As A Rule The Blacks Have Such Splendid Teeth That The Dwarf's
Case Is Remarkable, Seeing That He Was Not At All An Old Man.
[* Note: A native bark "portmanteau," brought back from this locality,
was opened at Newstead Abbey and found to contain -
1. Plumes of hawks' and crows' feathers.
2. Neck-bands of opossum wool.
3. String bracelets.
4. Fragments of quartz, suitable for spear and chisel heads.
5. Fragments of sandstone, for making red paint.
6. Message-stick.
7. A stick 12 inches long, wrapped in downy feathers and greasy string;
on this was wound a great length of human-hair string, forming a
bobbin-shaped article, the use of which I do not know. I have now three
portmanteaus still unopened.]
The Dwarf Well had a better supply than any we had seen, and it is
possible that there is some soakage into it from the surrounding country.
It lies nearly five miles south of a low range of hills, the highest
point of which bears 1 degree from it; to the North a sand-ridge, to the
South a spinifex plain, six miles wide, then more ridges. I make its
position to be lat. 22 degrees 19 minutes, long. 128 degrees 16 minutes.
On the plain to the south are one or two small outcrops of ironstone and
quartz, sticking up out of the sand, as if some hills other than sandstone
had existed, and become buried by the all-spreading sand.
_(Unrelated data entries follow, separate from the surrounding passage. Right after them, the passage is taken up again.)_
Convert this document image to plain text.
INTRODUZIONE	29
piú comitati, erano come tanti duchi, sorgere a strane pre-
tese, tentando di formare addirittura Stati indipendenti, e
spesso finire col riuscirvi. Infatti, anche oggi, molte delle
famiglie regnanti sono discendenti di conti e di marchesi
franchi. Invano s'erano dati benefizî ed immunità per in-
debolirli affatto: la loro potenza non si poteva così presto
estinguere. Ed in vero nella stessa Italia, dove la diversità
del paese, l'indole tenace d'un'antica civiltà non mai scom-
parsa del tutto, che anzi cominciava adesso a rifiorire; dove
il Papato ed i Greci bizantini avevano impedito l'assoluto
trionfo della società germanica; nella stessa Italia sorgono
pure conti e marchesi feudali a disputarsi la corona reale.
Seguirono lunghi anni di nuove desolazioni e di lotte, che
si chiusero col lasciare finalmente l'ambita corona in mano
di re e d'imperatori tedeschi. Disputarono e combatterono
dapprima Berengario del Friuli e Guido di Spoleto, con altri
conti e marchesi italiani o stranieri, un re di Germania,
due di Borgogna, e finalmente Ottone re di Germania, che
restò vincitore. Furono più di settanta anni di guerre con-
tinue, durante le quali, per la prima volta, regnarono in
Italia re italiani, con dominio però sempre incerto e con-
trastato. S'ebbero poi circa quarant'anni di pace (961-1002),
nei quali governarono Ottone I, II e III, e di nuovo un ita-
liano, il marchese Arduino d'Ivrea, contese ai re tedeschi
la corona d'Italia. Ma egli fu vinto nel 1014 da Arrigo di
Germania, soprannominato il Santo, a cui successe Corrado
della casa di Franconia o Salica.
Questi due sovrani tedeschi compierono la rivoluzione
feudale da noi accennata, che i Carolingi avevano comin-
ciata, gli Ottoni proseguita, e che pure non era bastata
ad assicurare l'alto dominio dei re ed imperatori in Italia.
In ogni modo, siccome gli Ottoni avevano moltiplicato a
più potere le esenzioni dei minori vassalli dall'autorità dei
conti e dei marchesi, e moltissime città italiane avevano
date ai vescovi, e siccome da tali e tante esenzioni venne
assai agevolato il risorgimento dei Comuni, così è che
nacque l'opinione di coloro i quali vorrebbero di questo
I carved C on a
tall mulga-tree close to the well.
May 9th we left the well on a Southerly course, and were soon amongst the
ridges, which continued for the next two days. The night of the 11th,
having skirted a line of rough cliffs, we camped about three miles North
of a very prominent single hill, which I named Mount Webb, after W. F.
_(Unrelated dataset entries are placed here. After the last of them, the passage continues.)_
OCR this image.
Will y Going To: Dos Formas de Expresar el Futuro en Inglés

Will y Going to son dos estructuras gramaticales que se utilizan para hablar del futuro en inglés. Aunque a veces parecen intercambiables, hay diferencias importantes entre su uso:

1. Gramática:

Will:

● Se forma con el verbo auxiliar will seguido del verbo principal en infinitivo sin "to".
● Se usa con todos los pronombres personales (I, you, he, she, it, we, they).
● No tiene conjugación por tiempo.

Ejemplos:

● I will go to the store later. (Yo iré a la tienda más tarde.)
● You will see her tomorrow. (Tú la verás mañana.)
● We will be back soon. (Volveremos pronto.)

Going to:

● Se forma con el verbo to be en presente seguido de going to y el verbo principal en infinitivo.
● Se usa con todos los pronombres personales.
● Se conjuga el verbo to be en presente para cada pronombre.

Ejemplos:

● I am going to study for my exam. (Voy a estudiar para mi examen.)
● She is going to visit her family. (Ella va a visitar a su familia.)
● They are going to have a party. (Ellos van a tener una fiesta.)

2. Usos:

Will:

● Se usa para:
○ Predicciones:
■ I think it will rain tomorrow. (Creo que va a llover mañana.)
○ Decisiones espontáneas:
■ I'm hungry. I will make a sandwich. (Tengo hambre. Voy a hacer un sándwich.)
Webb, Esq., of Newstead Abbey, Nottinghamshire. As the sun rose that
morning the mirage of a lake of apparently great size was visible for
90 degrees of the horizon - that is, from East round to South. Neither from
the cliffs that we skirted, nor from Mount Webb, was any lake visible, but
it is more than probable that a large salt lake exists in this locality,
possibly connecting, in a broken line, Lake White and Lake Macdonald. A
mirage sometimes appears in exactly the opposite direction from that in
which the lake lies, but I noticed when standing on the Stansmore Range
that as the sun rose Lake White was clearly visible, whilst when the sun
had risen a few degrees above the horizon the lake disappeared. I am of
opinion, therefore, that large lakes will some day be found to lie to the
North-East of Mount Webb. Had we not been so pressed for time I should
have made a flying trip in this direction. Mount Webb is flat-topped,
isolated, rocky-sided, innocent of all vegetation, of sandstone capped
with quartzite, standing out with imposing clearness some five hundred
feet above a plain of spinifex and mulga scrubs.